The International Herald Tribune listed negative comments made about Sarkozy in the run-up to the election, including that he is "arrogant" and "brutal", as well as describing him as "one of the most polarizing figures to move into Élysée Palace in the postwar era."

The paper praised the new president for his "brash manner and strong oratory style," also pointing out that he is "nakedly ambitious, pragmatic and calculating and not beyond betrayal to reach his goals," comparing him to Napoleon and Louis XIV.

In the UK, The Guardian described Sarkozy as having a "reputation as the man who gets things done," and predicts early action from the new leader. It claims "the French have not voted in a man they particularly like... France has voted in a president it feel it needs."

The Times described Sarkozy's election as a "real break... in French politics" saying his "aim is to get the country moving again, banish its malaise and re-establish it as a strong, confident and co-operative Western power."

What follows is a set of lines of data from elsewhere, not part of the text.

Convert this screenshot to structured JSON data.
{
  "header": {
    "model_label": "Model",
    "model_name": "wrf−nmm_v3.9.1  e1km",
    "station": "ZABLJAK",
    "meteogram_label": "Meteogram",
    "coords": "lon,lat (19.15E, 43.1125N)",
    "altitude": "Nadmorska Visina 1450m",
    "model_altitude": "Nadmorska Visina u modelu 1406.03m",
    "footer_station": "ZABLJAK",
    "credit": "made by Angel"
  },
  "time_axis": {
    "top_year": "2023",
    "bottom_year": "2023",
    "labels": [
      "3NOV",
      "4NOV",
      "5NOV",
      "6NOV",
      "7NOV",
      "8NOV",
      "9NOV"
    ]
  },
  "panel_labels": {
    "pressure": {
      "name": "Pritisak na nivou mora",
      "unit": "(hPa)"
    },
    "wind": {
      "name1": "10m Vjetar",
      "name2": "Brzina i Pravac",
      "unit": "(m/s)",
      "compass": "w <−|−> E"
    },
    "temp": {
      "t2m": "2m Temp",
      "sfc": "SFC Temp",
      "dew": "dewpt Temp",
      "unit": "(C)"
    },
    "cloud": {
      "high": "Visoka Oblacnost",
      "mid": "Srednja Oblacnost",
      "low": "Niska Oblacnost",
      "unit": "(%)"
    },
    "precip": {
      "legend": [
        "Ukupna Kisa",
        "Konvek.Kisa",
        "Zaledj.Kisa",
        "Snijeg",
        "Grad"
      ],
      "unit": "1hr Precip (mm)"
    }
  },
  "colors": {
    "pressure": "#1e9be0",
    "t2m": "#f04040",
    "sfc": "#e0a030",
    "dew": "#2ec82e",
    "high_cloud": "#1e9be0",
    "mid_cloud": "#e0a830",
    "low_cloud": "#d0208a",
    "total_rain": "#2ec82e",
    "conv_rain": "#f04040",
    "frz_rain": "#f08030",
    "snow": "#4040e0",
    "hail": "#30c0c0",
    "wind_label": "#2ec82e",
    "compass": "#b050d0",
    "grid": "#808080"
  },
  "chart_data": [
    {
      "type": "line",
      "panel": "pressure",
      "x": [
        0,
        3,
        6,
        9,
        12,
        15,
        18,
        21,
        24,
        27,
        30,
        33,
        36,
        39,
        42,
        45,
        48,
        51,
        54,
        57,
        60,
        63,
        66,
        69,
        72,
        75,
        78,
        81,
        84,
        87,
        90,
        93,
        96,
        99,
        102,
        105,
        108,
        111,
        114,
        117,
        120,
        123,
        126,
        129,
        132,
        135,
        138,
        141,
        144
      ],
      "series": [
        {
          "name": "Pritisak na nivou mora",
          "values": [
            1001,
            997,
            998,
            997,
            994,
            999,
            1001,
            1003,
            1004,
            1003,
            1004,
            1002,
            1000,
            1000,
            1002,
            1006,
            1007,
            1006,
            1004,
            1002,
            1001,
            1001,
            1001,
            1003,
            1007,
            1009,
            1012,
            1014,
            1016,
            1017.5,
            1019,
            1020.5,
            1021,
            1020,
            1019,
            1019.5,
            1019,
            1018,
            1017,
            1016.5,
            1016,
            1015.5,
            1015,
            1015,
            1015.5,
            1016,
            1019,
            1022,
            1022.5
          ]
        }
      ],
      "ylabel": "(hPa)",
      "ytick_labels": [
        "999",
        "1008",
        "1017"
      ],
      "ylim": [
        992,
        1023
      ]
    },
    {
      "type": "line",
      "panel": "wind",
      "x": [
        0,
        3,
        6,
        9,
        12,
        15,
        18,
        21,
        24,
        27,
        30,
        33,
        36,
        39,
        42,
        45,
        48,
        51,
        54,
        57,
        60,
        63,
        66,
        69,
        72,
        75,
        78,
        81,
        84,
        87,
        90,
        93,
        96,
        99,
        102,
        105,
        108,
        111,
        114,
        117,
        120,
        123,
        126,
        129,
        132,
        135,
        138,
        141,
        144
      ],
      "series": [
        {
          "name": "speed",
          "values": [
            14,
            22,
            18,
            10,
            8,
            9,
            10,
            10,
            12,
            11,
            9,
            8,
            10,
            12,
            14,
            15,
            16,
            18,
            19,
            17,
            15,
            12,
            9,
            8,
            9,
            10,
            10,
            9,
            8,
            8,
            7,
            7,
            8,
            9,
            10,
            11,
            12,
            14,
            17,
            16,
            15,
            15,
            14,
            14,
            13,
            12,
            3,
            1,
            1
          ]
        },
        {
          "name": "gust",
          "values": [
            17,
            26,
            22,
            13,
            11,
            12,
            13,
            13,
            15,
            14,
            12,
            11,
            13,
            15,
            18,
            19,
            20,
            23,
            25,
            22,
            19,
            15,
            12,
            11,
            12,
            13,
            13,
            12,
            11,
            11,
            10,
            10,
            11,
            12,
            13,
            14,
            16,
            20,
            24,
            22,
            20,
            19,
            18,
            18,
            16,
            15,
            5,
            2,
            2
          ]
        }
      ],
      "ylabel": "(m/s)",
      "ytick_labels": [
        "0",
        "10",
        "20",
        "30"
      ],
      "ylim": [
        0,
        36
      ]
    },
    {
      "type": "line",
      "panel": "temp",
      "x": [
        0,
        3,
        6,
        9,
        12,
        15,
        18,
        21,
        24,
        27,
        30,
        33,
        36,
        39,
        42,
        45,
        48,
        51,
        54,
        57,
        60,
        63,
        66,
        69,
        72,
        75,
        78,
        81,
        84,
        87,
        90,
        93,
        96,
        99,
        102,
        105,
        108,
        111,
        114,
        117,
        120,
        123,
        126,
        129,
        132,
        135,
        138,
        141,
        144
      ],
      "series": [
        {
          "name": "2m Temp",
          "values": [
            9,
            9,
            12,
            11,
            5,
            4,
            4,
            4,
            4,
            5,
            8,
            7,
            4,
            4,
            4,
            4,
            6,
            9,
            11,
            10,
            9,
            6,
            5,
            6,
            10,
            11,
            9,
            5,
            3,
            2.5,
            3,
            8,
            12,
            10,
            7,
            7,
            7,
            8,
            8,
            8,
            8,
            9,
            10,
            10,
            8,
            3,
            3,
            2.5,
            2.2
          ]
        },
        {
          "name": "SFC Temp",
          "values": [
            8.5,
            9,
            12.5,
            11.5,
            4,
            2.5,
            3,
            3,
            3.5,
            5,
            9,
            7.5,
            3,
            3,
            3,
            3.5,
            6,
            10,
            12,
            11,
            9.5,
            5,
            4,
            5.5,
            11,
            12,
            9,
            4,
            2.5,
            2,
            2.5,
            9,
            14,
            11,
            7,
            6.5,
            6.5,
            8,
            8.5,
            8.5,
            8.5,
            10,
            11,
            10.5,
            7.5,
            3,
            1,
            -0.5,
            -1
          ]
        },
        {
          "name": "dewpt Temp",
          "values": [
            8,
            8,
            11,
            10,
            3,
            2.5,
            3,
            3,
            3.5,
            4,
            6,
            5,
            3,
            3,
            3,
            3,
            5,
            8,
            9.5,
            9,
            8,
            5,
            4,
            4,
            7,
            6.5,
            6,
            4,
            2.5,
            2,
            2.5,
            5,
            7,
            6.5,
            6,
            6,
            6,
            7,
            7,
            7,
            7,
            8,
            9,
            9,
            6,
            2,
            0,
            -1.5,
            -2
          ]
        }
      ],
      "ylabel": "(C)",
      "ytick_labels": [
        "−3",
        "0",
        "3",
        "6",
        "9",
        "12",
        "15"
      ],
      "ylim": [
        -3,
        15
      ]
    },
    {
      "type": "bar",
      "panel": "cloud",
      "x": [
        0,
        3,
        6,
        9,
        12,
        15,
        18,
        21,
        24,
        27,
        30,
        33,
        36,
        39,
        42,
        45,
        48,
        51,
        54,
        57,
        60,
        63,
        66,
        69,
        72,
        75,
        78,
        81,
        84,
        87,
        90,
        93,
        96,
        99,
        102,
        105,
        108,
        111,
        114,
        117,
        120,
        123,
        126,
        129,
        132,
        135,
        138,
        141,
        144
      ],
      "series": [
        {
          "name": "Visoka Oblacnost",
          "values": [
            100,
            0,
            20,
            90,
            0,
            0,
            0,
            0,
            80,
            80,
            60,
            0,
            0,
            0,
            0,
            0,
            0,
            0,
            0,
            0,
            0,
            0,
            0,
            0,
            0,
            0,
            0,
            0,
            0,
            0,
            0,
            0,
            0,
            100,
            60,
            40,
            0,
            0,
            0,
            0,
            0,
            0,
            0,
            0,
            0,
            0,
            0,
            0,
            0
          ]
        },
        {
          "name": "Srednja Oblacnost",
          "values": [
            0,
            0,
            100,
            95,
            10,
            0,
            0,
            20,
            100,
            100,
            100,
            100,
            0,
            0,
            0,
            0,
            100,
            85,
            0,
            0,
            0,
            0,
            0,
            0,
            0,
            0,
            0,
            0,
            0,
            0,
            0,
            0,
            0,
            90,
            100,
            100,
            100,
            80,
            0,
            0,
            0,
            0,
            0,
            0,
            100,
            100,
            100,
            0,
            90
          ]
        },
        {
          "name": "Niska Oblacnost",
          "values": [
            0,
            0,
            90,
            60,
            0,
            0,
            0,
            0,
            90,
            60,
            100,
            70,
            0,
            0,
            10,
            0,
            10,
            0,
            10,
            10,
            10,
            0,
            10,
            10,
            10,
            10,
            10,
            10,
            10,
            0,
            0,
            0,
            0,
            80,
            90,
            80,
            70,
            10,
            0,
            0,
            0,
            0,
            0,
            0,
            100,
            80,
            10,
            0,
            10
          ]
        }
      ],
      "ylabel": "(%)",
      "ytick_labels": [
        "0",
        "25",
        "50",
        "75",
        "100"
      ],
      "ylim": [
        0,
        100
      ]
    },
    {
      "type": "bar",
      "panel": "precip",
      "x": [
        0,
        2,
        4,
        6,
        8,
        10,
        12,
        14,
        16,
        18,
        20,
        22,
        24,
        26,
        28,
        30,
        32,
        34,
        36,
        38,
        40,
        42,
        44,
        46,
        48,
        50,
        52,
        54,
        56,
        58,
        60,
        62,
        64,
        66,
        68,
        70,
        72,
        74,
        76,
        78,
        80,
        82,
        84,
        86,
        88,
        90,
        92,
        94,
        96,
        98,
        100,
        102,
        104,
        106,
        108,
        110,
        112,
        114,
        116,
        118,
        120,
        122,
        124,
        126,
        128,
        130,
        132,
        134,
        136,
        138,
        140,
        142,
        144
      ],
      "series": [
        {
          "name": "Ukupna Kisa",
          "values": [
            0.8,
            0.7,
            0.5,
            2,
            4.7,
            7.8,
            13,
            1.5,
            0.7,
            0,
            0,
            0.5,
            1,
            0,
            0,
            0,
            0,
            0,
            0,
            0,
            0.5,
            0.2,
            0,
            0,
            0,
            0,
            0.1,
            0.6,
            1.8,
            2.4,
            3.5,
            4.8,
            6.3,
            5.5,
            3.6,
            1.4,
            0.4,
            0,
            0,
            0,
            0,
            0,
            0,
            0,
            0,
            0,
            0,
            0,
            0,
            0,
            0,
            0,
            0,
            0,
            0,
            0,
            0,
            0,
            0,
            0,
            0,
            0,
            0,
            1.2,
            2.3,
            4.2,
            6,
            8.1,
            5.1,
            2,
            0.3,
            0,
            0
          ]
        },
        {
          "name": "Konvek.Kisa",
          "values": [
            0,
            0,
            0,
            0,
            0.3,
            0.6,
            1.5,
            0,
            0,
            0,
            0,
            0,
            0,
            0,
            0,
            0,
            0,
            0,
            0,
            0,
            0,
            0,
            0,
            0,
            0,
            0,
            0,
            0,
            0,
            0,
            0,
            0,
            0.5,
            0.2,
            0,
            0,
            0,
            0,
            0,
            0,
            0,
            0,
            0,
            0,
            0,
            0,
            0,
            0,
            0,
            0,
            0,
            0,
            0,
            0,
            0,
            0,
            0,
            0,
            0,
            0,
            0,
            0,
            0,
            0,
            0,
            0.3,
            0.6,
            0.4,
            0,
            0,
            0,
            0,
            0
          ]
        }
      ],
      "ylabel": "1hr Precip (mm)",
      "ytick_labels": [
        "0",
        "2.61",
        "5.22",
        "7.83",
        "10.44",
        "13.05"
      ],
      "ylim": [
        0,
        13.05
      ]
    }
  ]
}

In Germany, Sueddeutsche Zietung reported, following the election of Sarkozy, France had moved "further to the right."

Frankfurter Allgemeine Zeitung described the new president as "a man who as interior minister made his mark with controversial statements and who is pleading for wide-spread reforms in French economic and social politics," and said that, for Germany, "dealing with France will not become any easier in the future."

Doubts over Sarkozy's leadership skills continued in Der Spiegel which stated he "acts like a unifier but his radical political and moral views could lead to wide-spread social conflicts."

UK tabloid, The Sun -- usually known for its critical eye on all things French --said that the new president "has his work cut out getting France back to work", claiming the French people "know it's time for brutal medicine.

The paper also praised the huge turnout for the election and the prominence of the head-to-head TV debate the two candidates took part in before the second round of voting.